For reasons that may appear more obvious than they really are, I have lost all appetite for apportioning blame in matters of the affections — in failed unions, sunderings, divorces. The symbiosis, the dyad, it fails, and that’s that … It is very difficult, it is perhaps impossible, for someone who loves his mother to love the woman whom his father left her for. Because the Other Woman has made you cautious about love: she herself has created caution in you about love. However this may be, I got very close to loving Jane. ‘I’m your wicked stepmother,’ said Jane, after the wedding. And she was my wicked stepmother — but only in the sense meant by my son, Louis, when he tells me (for instance) that he is ‘wicked at Latin’. Jane was my wicked stepmother: she was generous, affe
ctionate and resourceful; she salvaged my schooling and I owe her an unknowable debt for that. One flaw: sometimes, early on, she would tell me things designed to make me think less of my mother, and I would wave her away, saying, Jane, this just backfires and makes me think less of you. And she worked on this little vice, and overcame it. When I see her now I resent our vanished relatedness, cancelled by law but not by feeling. I also admire her as an artist, as I did then.* Penetrating sanity: they both had that, in their work.

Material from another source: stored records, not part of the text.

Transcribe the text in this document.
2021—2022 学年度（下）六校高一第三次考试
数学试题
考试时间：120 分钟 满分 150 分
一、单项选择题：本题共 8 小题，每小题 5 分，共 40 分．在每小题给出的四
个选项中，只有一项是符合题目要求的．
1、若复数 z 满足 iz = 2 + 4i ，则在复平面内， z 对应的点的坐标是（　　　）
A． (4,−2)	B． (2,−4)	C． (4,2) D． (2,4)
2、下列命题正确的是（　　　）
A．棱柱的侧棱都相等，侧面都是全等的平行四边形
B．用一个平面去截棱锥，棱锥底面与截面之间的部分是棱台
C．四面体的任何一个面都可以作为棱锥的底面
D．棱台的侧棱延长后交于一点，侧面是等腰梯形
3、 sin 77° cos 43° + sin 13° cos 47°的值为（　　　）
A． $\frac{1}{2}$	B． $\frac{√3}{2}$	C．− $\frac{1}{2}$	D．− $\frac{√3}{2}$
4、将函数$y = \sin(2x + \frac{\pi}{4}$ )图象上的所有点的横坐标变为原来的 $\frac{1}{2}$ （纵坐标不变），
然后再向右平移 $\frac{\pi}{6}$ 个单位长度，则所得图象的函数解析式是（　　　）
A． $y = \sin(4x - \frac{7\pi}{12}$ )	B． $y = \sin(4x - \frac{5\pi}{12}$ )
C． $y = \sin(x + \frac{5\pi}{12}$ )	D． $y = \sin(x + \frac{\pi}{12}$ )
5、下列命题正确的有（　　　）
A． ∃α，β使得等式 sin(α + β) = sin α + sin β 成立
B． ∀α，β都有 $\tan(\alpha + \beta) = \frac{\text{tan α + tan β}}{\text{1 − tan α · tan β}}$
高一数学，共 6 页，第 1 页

And I kept thinking, as I watched the household start to collapse, that if they could just stand back from this, if they could write it instead, then, surely, they would see … But writers write far more penetratingly than they live. Their novels show them at their very best, making a huge effort: stretched until they twang.

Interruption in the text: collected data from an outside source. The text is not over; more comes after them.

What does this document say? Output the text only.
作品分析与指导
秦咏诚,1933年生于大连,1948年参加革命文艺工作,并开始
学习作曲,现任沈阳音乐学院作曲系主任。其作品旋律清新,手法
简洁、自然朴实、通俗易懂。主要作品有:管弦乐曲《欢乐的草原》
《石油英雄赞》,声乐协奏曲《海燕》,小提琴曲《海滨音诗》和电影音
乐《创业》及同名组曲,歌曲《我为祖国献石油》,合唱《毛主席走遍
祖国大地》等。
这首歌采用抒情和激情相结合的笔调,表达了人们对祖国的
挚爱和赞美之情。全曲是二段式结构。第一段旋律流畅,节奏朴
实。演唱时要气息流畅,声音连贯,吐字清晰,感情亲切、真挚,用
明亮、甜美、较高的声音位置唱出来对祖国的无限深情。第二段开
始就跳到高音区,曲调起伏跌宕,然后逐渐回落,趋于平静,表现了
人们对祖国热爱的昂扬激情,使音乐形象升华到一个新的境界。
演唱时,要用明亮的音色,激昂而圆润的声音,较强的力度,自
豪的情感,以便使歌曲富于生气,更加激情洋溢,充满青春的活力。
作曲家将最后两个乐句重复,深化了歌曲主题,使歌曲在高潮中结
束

What happened? Addressing this question, Eric Jacobs, KA’s official biographer, muses: ‘Both plain and mysterious forces are at work in such shifts. The decline of Amis’s marriage to Jane was a bit like this: plain and mysterious, their relationship disintegrating even as it continued, like an art form moving slowly and imperceptibly towards exhaustion.’* Well, yes. The causes were both proximate and not so proximate, as always, both commonplace and inimitable. But the actual precipitant, I can disclose, was The Mask of Fu Manchu … Kingsley told me how it went. The whole day, he said, had been unusually enriched by the prospect of the Karloff classic (late screening). Dusk settled; midnight struck; and the film, when it came, was incredibly boring.† He sat up, alone, for another hour, in what he described as ‘a trance of depression’. Something, he reasoned, must be missing from his life. And he decided that what was missing was London. He wanted to leave the big house … So the marriage might have been extended for at least an additional twenty-four hours, if The Mask had been any good. As it turned out, the marriage would last another five years. But it was over, effectively, the minute those credits rolled.